Unfortunately this is not true, the smallest counterexample per list in A006987 is $$ \binom{604}{2}-\binom{104}{3}=2. $$

Answer 2

For the sequence ${{n + 1} \choose 2} = \frac{1}{2} n (n + 1)$, applying the backward difference operator gives $\Delta {{n + 1} \choose 2} = {{n + 1} \choose 2} - {n \choose 2} = n$, so there is no nontrivial solution of ${v \choose 2} - {u \choose 2} = \pm 2$.

Hence we next check for solutions of the form $${v \choose 2} - {u \choose 3} = \pm 2.$$ For the moment taking $+$, writing the left-hand side as a polynomial (and scaling by a factor of $6$ and rearranging) gives the elliptic curve $$3 v^2 - 3 v = u^3 - 3 u^2 - 2 u - 12 ,$$ and our problem is to locate all of the integer points on the curve. Already a general result about elliptic curves tells us that there are at most finitely many such points. Changing variables $u = \frac{x}{3}$, $v = \frac{y}{9}$ (and scaling) puts the curve in Weierstrass form with integer coefficients: $$y^2 - 9 y = x^3 - 9 x^2 + 18 x - 324 .$$

Then running the following SAGE routine finds all $8$ integral points on the curve:

R2.<x,y> = PolynomialRing(QQ,2)
E = EllipticCurve(y^2 - 9*y - (x^3 - 9*x^2 + 18*x + 324))
E.integral_points(both_signs=true)

Only $3$ of the points have positive $x$- and $y$-values, $(9 : 27 : 1)$, $(12 : 36 : 1)$, $(312 : 5436 : 1)$, and they respectively correspond via our change of variables to the solutions $$(u, v) = (3, 3), (4, 4), (104, 604).$$ (If you allow negative values $n$ in binomial coefficients $n \choose k$, the remaining $5$ integral points yield further solutions, but none are interesting.)

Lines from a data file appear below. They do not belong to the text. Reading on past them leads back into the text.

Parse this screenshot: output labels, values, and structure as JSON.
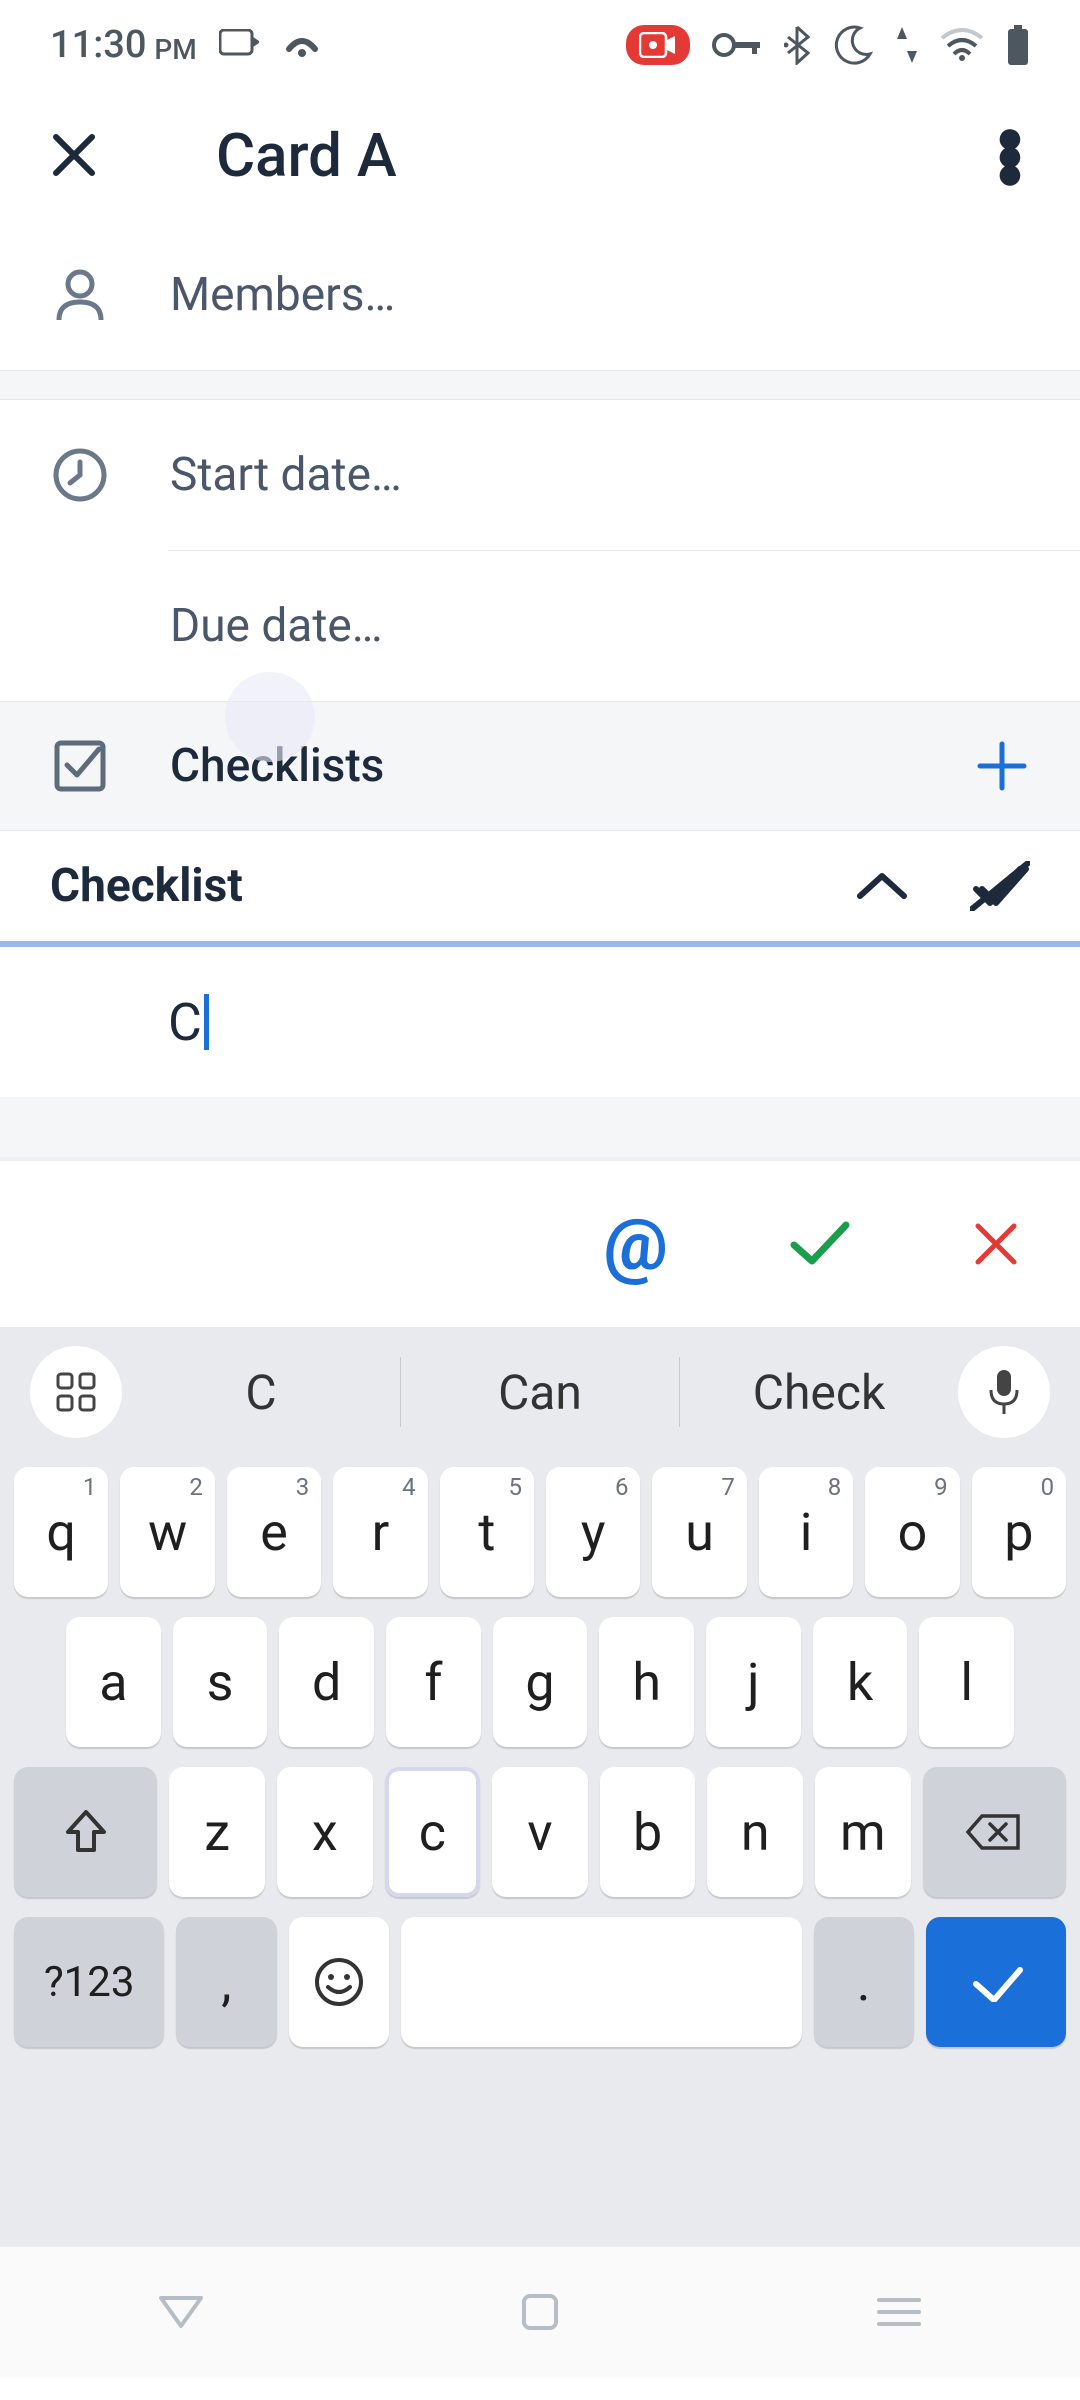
{
  "status_bar": {
    "time": "11:30",
    "period": "PM"
  },
  "header": {
    "title": "Card A"
  },
  "fields": {
    "members": "Members…",
    "start_date": "Start date…",
    "due_date": "Due date…"
  },
  "checklists": {
    "header": "Checklists",
    "title": "Checklist",
    "input_value": "C"
  },
  "keyboard": {
    "suggestions": [
      "C",
      "Can",
      "Check"
    ],
    "row1": [
      {
        "k": "q",
        "n": "1"
      },
      {
        "k": "w",
        "n": "2"
      },
      {
        "k": "e",
        "n": "3"
      },
      {
        "k": "r",
        "n": "4"
      },
      {
        "k": "t",
        "n": "5"
      },
      {
        "k": "y",
        "n": "6"
      },
      {
        "k": "u",
        "n": "7"
      },
      {
        "k": "i",
        "n": "8"
      },
      {
        "k": "o",
        "n": "9"
      },
      {
        "k": "p",
        "n": "0"
      }
    ],
    "row2": [
      "a",
      "s",
      "d",
      "f",
      "g",
      "h",
      "j",
      "k",
      "l"
    ],
    "row3": [
      "z",
      "x",
      "c",
      "v",
      "b",
      "n",
      "m"
    ],
    "symbols_key": "?123",
    "comma": ",",
    "period": "."
  }
}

The first two solutions are trivial, and the last one (which is mentioned in Sil's answer) provides a counterexample to the conjecture, $$\boxed{\left({104 \choose 3}, {604 \choose 2}\right) = (182104, 182106)} ,$$ which is thus the only one of the form ${v \choose 2} - {u \choose 3} = 2$.

The $-$ case is similar, but the resulting equation admits no integer solutions (in fact, no rational solutions).